I tend to think that this methodological stance is Lance most enduring legacy, and the one that had the most influence on my own work. Most discussions of his work emphasize the gap models (which I think are problematic, the savings and fiscal gaps in particular), or the stagnationist model of growth, which builds on Bob Rowthorn's seminal Neo-Kaleckian growth model (and also on Amitava Dutt's model, which I think was part of his dissertation work under Lance). Some might even think that it was the reversal of his views on the role of exchange rates in development, his paper with Roberto Frenkel on stable and depreciated exchange rates as engines of growth (which can be seen in line with Luiz Carlos Bresser-Pereira and Jaime Ros views, and as being at the center of New Developmentalism). Others might think it's his work on Social Accounting Matrices that prefigured, and went hand in hand with his appreciation for Wynne Godley's stock-flow consistent models (on Wynne's methodological stance, see this old post).

In a way, all these models, and others (I could have added the Minsky crisis one, that is often neglected), to some extent show the use of models for Lance. He was somewhat eclectic, and use them to illustrate some of the issues with developing countries. But for him that had to be complemented by the interpretive thick descriptions. In my view, the models per se were less relevant for Lance, who was an unorthodox lefty that remained so, as someone remembered recently, even as the whole world moved to the right in the 1980s, and 1990s (he told me that a director of research at the World Bank, that had become a neoliberal, told him in his last visit to that institution, if he wasn't ashamed for still defending those structuralist views). And he did leave MIT for the NSSR, which was a strong signal of his political views. The simple model allowed him to tell the stories.
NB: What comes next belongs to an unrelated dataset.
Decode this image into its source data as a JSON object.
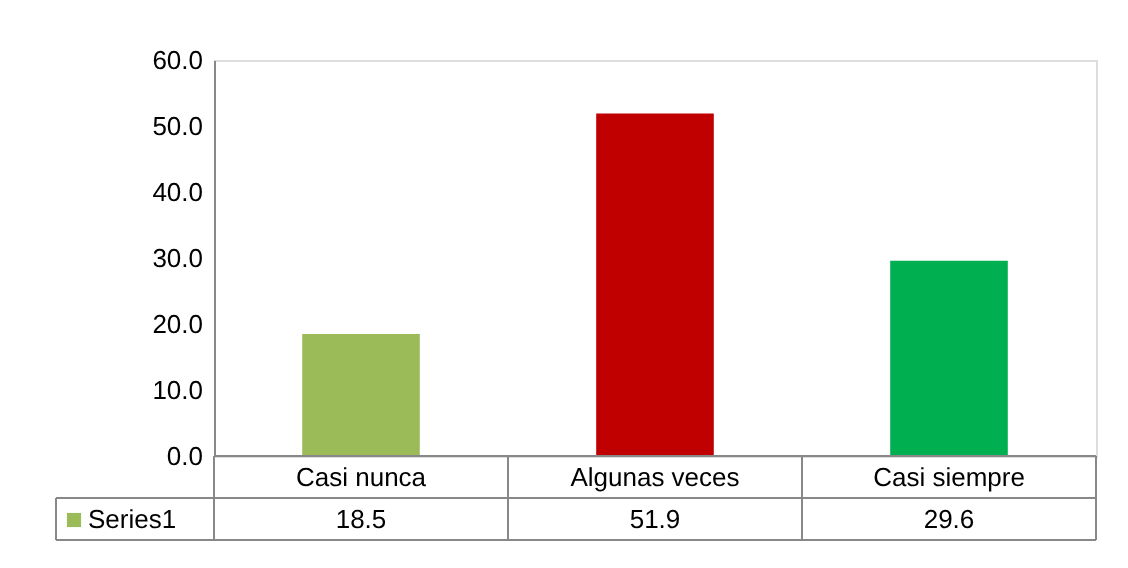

I have a tendency to prefer greater consistency in the models, and I'm less keen on accepting some possibilities of neoclassical/monetarists closures for the real world. But his methodology, which in some sense contrasts with the large stock-flow models that my other mentor (Wynne) liked, is certainly something I think it is a more fruitful way of thinking about macroeconomic problems. But again the specific models per se are less relevant, and the thick description that they illustrate with simplicity matter more.